First to Fly: North Carolina and the Beginnings of Aviation
“I was educated, from start to finish, in the North Carolina Public School and University Systems but did not learn that this state had an important aviation legacy reaching back over a century before the Wright brothers and decades after it the first powered flight.”
If you thought that North Carolina’s claim to aviation fame is limited to “having provided a patch of sand in a remote corner of the state” for the Wright brothers’ three-year experiments with gliders on the dunes at Kill Devil Hills near Kitty Hawk that finally resulted in their famous fully controllable powered flight in 1903, you’d be far from alone.
For a long time, the author (b. 1932) obviously knew no better either, a discovery that bothered him, a professional and award-winning regional historian, mightily. It was only after retiring in 1992 that he pulled the material for this book together. For three decades he had taught history at Meredith College; for half that time his books were adopted as state history texts in North Carolina’s public schools. It took eight years of interviews and sifting through thousands of fragmented public and private records to get the book done just in time, in time for the centennial of flight celebration scheduled for 2003—which happened to precede his death of a long illness by only a few weeks.
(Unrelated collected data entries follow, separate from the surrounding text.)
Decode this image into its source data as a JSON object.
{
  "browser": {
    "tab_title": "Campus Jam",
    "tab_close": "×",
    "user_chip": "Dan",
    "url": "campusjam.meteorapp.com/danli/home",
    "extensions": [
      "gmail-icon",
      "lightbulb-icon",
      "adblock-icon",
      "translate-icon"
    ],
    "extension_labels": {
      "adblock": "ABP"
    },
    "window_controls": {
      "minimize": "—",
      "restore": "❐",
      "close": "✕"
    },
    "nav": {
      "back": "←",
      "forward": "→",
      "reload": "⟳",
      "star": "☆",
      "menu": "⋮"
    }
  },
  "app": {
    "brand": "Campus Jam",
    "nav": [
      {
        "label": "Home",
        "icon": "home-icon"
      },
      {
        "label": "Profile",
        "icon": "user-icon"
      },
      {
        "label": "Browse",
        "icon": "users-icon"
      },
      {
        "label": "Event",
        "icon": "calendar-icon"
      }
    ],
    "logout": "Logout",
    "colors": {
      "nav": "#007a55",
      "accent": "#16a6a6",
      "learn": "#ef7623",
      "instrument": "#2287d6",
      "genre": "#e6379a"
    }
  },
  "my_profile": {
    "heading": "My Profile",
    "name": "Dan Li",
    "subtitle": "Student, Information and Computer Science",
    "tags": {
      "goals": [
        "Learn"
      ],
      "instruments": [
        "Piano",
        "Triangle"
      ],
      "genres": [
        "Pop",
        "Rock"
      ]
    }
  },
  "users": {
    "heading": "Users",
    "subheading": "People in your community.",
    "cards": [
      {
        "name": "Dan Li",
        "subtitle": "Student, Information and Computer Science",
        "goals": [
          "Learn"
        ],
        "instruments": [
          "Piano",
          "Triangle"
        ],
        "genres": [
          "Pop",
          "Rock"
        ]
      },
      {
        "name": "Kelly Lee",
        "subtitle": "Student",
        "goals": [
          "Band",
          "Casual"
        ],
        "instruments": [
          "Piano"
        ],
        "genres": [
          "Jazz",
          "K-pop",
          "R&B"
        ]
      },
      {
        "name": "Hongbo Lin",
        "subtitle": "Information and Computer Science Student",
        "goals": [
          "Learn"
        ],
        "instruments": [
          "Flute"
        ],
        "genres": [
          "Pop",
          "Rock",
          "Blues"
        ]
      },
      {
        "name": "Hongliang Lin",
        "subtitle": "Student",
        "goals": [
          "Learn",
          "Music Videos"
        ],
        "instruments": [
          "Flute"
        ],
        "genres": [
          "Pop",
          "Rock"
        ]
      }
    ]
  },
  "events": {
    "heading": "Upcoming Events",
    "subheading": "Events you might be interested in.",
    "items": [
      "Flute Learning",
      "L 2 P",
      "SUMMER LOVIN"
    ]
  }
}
What a pity that he didn’t get to taste the rewards for having connected so many dots. As the reason for traditional history text overlooking this topic he suggests that, in contrast to other transportation sectors, aviation was simply never recorded properly, consistently, on in one place. Even if this is true, it explains only the how and not the why. North Carolina as a state was obviously keen on staking out its turf and finding something worthy in its history to make it “first” in something, anything. Witness the 1975 “First In Freedom” license plate slogan that proved to be so controversial (although the first state to declare independence from England it had been undeniably late in granting certain freedoms and equality to certain of its citizens) that the U.S. Supreme Court ruled that offended citizens had to be allowed to tape it over. In 1982, North Carolina changed the slogan to “First in Flight”—without knowing even then all the legitimate firsts the state could claim: beginning 30 years before the Wrights, Tar Heels had tried their hand at designing aircraft powered by hand, steam, clockwork, electricity, and gasoline. They had built gliders, monoplanes, biplanes, seaplanes, helicopters, and dirigibles. The first woman to parachute from a plane, the inventor of the rip chord, the first woman’s endurance flight record, the first African American to design a plane or patent an antiaircraft gun. And those are just some of the examples! To be sure, not all of these ideas worked, nor were they necessarily the best, or the first, or the only but they do manifest independent thought.
It does seem a stretch though to imply that without North Carolinians, the airplane would have been invented in Europe. This notion is certainly an undercurrent here but it does not diminish the veracity of Parramore’s bigger point: that the state has been ignorant of aspects of its history. He even sifts through works of fiction for evidence of aviation firsts attributed to North Carolina. Lest anyone doubts his findings, he offers 30 pages of Chapter Notes, a 10-page Bibliography, and an Index of staggering depth. His prose too has an uncommon depth, fluidity, and fullness of thought that make the book a joy to read.
The focus is on the half century from 1873 to 1923 but the thread is followed back all the way to 16th century tales of local Native American conjurers who claimed to be able to fly, which, while surely not true, do show that flight is a fundamental yearning. From a 1910 flying pig cartoon (moaning about the cost of bacon) to design proposals for flying wings to a good selection of period photos the book makes a solid case that should cause aviation folk to rethink their lexicon of reference points and will also delight the regional reader with an interest in local history of any stripe.